RIYADH: The biggest dialysis center in the Middle East, equipped with 140 machines to serve 800 patients daily, will be established in Jeddah at a cost of SR60 million. The center will be named after the late Makkah governor, Prince Abdul Majeed, and will be fully funded by the Prince Fahd bin Salman Charitable Foundation For the Care of Kidney Patients. The society has awarded the contract to Majd Al Ola Constructing and Contracting Establishment.
An agreement was signed yesterday by Health Minister Dr. Abdullah Al-Rabeeah and Dr. Mohamed Al-Arnoos, chairman of Majd Al Ola Constructing and Contracting Establishment. The signing took place in the presence of Prince Abdul Aziz ibn Salman, assistant minister of petroleum and mineral resources, who is the supervisor general of Prince Fahd bin Salman Charitable Society. Dr. Faisal Shaheen, chairman of the Saudi Center for Organ Transplantation, was also present.
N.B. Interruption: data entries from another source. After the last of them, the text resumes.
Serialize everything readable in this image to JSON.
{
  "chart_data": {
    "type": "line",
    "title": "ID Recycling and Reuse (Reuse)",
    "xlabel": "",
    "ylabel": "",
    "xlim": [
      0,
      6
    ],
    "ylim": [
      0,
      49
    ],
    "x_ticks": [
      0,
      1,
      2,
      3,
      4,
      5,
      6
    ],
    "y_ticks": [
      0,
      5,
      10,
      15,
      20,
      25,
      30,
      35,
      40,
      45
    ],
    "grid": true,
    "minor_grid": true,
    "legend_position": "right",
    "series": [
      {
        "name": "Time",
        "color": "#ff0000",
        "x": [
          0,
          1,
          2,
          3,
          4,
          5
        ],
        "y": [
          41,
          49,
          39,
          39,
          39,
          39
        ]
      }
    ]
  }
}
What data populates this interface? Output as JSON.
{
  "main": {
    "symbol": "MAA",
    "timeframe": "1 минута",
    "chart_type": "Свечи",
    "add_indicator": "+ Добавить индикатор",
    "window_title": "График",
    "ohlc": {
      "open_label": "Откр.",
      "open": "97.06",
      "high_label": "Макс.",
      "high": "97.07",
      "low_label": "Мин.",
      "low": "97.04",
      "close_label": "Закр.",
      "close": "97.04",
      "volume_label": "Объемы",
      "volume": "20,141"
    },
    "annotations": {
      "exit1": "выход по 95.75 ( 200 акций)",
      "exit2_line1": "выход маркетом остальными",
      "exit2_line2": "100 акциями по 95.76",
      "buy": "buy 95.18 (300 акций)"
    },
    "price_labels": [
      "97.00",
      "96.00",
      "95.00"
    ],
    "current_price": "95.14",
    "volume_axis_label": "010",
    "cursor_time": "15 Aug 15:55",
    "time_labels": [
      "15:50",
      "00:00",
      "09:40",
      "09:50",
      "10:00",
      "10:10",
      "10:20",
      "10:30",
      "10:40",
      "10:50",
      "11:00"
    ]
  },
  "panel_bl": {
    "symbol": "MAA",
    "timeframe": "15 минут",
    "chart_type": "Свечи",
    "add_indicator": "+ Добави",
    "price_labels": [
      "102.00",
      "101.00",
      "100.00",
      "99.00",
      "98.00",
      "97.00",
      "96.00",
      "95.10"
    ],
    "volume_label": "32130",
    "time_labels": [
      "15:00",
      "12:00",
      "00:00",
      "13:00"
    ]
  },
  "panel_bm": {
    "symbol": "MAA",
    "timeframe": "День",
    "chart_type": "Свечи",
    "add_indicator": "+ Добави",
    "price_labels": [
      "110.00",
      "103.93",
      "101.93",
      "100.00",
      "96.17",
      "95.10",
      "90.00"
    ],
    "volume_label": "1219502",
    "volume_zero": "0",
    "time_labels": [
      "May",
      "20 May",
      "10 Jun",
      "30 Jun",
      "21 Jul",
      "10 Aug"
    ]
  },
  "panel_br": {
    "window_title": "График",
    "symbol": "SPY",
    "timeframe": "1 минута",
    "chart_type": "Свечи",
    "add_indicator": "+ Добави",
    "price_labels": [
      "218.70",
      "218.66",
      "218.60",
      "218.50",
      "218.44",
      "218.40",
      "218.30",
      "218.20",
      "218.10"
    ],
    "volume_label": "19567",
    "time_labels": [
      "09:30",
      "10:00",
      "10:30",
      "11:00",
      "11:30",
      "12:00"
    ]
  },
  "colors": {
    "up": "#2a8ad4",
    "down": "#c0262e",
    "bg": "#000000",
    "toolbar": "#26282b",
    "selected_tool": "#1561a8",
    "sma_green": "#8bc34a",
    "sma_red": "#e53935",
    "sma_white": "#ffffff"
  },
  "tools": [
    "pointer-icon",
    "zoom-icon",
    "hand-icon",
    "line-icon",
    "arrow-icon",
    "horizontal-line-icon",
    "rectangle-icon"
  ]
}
Prince Abdul Aziz said the construction of the center, which will be one of the biggest facilities in the world, will be completed within 18 months. The three-story center will be built on an area of 10,000 sq. meters at the King Fahd General Hospital in Jeddah. Its staff will include 17 consultants in nephrology, 34 resident-physicians and specialists in addition to 280 nurses. It will have separate rooms for patients receiving dialysis treatment and will have an outpatient department. The center will train patients and their family members how to operate dialysis machines at home. The center will be equipped with a state-of-the-art laboratory, training center, blood bank, counseling center, pharmacy as well as consultation clinics and rooms.
The prince thanked philanthropists who made the project a reality through their donations. The donors included the late Waheeb Binzagr, Khalid Juffali, Nasser Al-Rasheed, Omran Al-Omran, Emad Al-Muhaidib, Abdulrahman Al-Jomaih, Saleh Binladin, and Abdulrahman Al-Rajhi. The prince hoped that more philanthropists would help the society generate additional funds needed to complete the project.
Thanking the prince and the society, Al-Rabeeah said the ministry would recruit local as well as foreign medics and paramedics to staff the center. “We give priority to preventive health as opposed to curative treatment,” he said. He said the ministry would ensure international standards in the maintenance and operation of the new facility.
According to Shaheen, people who are susceptible to renal diseases should have regular medical checkups. Those susceptible include patients suffering from diabetes, hypertension, urinary problems and obesity, he added.
Around 500 million people (10 percent of the world population) suffer from kidney problems and 90 percent of them have permanent kidney-related illnesses. The number also includes 1.5 million patients who are undergoing medical treatment following kidney transplants, he said, adding that the number would increase by 100 percent over the next 10 years. Patients who reach the end-stage of renal diseases are advised to undergo kidney transplant. It is estimated that there are about 11,000 dialysis patients in the Kingdom, with an annual increase of nine percent.
Shaheen said statistics indicate that the Western province has the highest incidence of kidney problems. “There are 3,300 patients who need dialysis but the number of dialysis units are limited,” he said.